The HIPAA privacy requirements, which are set forth in regulations established by the U.S. Department of Health and Human Services (HHS), do not apply directly to employers. This is because there is some question regarding the authority of HHS to regulate employers for HIPAA privacy purposes. However, because HHS does have the authority to regulate healthcare plans, the privacy requirements do apply indirectly to employers if they sponsor certain group healthcare plans for their employees (e.g., medical plans, dental plans, healthcare flexible spending account plans, etc.). It is important to keep this distinction in mind, because the HIPAA privacy requirements assume a (largely fictional) separation between group healthcare plans and their sponsoring employers.
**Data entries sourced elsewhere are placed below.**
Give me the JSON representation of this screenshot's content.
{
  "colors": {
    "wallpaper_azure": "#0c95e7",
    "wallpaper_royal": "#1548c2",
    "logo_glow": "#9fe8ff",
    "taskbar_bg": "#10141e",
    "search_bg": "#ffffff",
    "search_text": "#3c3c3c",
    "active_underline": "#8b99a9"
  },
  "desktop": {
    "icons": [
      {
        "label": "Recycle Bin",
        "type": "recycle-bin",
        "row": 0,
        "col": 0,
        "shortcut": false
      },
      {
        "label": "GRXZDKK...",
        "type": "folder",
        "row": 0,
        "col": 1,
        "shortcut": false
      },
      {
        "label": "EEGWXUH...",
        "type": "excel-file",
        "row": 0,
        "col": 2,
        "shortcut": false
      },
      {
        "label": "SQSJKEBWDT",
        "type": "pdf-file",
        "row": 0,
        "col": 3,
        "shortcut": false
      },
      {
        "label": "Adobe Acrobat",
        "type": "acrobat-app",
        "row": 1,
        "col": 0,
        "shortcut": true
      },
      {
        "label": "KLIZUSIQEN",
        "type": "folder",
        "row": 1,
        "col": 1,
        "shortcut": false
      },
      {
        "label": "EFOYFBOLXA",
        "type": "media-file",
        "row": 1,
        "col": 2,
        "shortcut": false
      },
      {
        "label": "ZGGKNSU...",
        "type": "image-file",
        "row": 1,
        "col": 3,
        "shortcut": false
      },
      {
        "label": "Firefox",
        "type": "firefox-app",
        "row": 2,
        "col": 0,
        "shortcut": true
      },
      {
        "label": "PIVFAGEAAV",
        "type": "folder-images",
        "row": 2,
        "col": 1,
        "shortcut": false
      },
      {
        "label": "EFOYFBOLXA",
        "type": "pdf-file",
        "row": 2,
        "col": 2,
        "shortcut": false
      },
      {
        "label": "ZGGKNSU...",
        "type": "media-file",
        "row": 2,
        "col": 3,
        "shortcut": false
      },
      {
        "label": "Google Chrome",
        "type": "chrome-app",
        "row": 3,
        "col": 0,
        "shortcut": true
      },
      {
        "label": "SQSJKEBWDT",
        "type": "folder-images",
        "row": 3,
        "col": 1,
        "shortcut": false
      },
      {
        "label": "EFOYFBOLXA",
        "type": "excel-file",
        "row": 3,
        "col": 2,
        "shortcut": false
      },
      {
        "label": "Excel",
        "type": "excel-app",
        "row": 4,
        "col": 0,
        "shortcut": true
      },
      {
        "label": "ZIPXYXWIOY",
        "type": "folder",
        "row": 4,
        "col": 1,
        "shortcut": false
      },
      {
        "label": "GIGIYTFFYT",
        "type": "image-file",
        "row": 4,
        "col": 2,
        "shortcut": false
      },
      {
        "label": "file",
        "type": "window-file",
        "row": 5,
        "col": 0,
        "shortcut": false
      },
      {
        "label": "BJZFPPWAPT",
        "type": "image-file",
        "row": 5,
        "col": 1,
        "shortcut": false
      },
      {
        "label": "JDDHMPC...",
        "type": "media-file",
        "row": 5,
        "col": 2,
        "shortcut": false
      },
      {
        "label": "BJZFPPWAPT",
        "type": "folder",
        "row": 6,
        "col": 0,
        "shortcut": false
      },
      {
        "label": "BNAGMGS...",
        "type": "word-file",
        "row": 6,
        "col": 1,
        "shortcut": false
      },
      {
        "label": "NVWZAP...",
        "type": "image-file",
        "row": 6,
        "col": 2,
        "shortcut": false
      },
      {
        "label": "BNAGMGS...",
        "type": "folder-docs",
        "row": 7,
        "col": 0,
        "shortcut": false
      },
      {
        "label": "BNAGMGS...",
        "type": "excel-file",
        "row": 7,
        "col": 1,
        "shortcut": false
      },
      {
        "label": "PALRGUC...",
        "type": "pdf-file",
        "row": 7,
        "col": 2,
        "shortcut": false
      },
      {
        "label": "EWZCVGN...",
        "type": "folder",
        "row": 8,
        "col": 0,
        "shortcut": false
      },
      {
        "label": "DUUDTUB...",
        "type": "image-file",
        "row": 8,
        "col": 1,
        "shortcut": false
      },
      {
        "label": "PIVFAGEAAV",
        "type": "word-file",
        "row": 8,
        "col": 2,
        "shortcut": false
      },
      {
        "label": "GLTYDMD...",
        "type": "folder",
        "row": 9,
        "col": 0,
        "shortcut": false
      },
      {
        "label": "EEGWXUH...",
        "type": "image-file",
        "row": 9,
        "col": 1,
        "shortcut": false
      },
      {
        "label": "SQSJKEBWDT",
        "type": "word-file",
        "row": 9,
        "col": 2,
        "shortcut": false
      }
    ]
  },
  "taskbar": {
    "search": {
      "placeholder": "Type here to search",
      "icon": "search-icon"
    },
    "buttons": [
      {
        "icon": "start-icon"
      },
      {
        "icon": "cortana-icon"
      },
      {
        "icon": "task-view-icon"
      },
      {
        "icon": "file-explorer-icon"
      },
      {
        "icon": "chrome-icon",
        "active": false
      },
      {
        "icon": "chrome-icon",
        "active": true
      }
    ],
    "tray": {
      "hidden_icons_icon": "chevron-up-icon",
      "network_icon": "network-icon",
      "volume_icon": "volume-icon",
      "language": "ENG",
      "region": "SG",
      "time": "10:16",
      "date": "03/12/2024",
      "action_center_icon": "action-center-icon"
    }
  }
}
The degree to which the HIPAA privacy requirements affect an employer depends upon whether an employer-sponsored healthcare plan is fully-insured or self-funded, and whether the employer has access to protected health information (PHI), which generally includes any individually identifiable information used or maintained by the plan. For example, if an employer sponsors a fully-insured group healthcare plan and does not have access to PHI, then the HIPAA privacy requirements impose no significant compliance burdens on the employer. Most of the burdens of compliance with respect to the plan, which include the distribution of a notice of privacy practices to all plan participants, would fall on the plan insurer.
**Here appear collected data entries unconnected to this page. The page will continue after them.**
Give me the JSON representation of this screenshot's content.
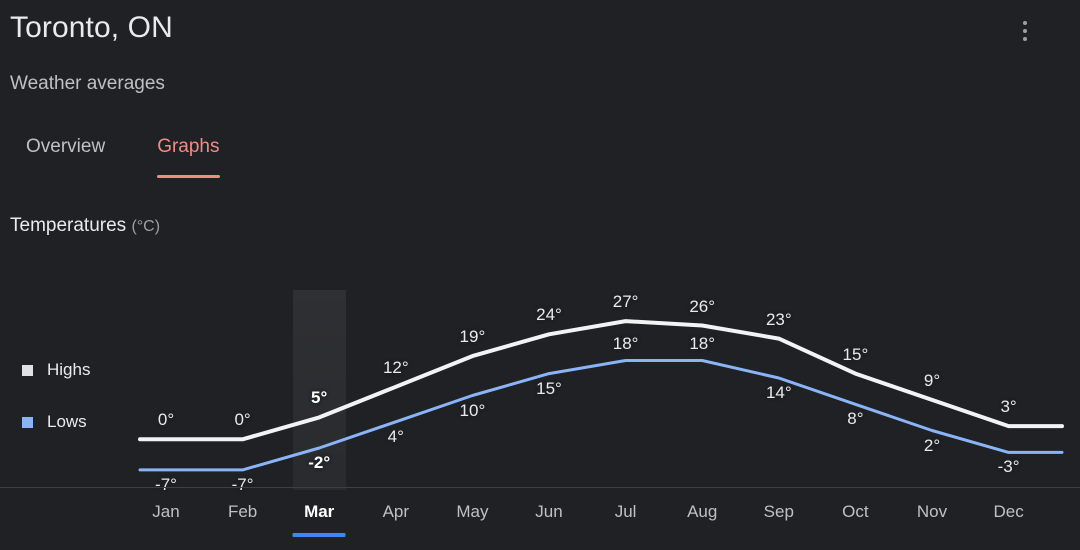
{
  "header": {
    "title": "Toronto, ON",
    "subtitle": "Weather averages",
    "menu_icon": "more-vertical-icon"
  },
  "tabs": [
    {
      "label": "Overview",
      "active": false
    },
    {
      "label": "Graphs",
      "active": true
    }
  ],
  "section": {
    "label": "Temperatures",
    "unit": "(°C)"
  },
  "legend": [
    {
      "label": "Highs",
      "color": "#dfe1e5"
    },
    {
      "label": "Lows",
      "color": "#8ab4f8"
    }
  ],
  "selected_month": "Mar",
  "colors": {
    "background": "#202124",
    "accent": "#f28b82",
    "highs_line": "#f1f3f4",
    "lows_line": "#8ab4f8",
    "month_marker": "#4285f4",
    "axis": "#3c4043"
  },
  "chart_data": {
    "type": "line",
    "title": "Temperatures (°C)",
    "xlabel": "",
    "ylabel": "",
    "categories": [
      "Jan",
      "Feb",
      "Mar",
      "Apr",
      "May",
      "Jun",
      "Jul",
      "Aug",
      "Sep",
      "Oct",
      "Nov",
      "Dec"
    ],
    "series": [
      {
        "name": "Highs",
        "color": "#f1f3f4",
        "values": [
          0,
          0,
          5,
          12,
          19,
          24,
          27,
          26,
          23,
          15,
          9,
          3
        ],
        "labels": [
          "0°",
          "0°",
          "5°",
          "12°",
          "19°",
          "24°",
          "27°",
          "26°",
          "23°",
          "15°",
          "9°",
          "3°"
        ]
      },
      {
        "name": "Lows",
        "color": "#8ab4f8",
        "values": [
          -7,
          -7,
          -2,
          4,
          10,
          15,
          18,
          18,
          14,
          8,
          2,
          -3
        ],
        "labels": [
          "-7°",
          "-7°",
          "-2°",
          "4°",
          "10°",
          "15°",
          "18°",
          "18°",
          "14°",
          "8°",
          "2°",
          "-3°"
        ]
      }
    ],
    "ylim": [
      -10,
      30
    ],
    "grid": false,
    "legend_position": "left"
  }
}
However, if an employer sponsors a self-funded group healthcare plan (other than a self-administered plan with less than 50 participants, which is exempt from the HIPAA privacy requirements), then the HIPAA privacy requirements impose several compliance burdens on the employer, even if the plan is administered by a third party administrator (TPA). These include (i) preparing and distributing a notice of privacy practices to all plan participants, (ii) providing plan participants with the right to review, amend and receive an accounting of their PHI, (iii) instituting administrative safeguards for the protection of PHI, which generally requires an amendment to the plan, a certification from the employer to the plan (keep in mind the fictional separation described above) regarding the appropriate use of PHI and the establishment of employer policies and procedures for the safeguarding of PHI, and (iv) contracting with (or amending existing contracts with) business associates who may have access to PHI (e.g., TPAs, consultants, accountants, etc.) regarding the appropriate use of PHI.
The HIPAA privacy requirements became effective for most group healthcare plans on April 14 of this year. However, "small" group healthcare plans, which include those plans with less than $5 million in annual premiums (if fully-insured) or claims (if self-funded), have an additional year (until April 14, 2004) to comply with the requirements. Failure to comply could subject an employer to civil and even criminal penalties, in addition to lawsuits brought by employees and other plan participants.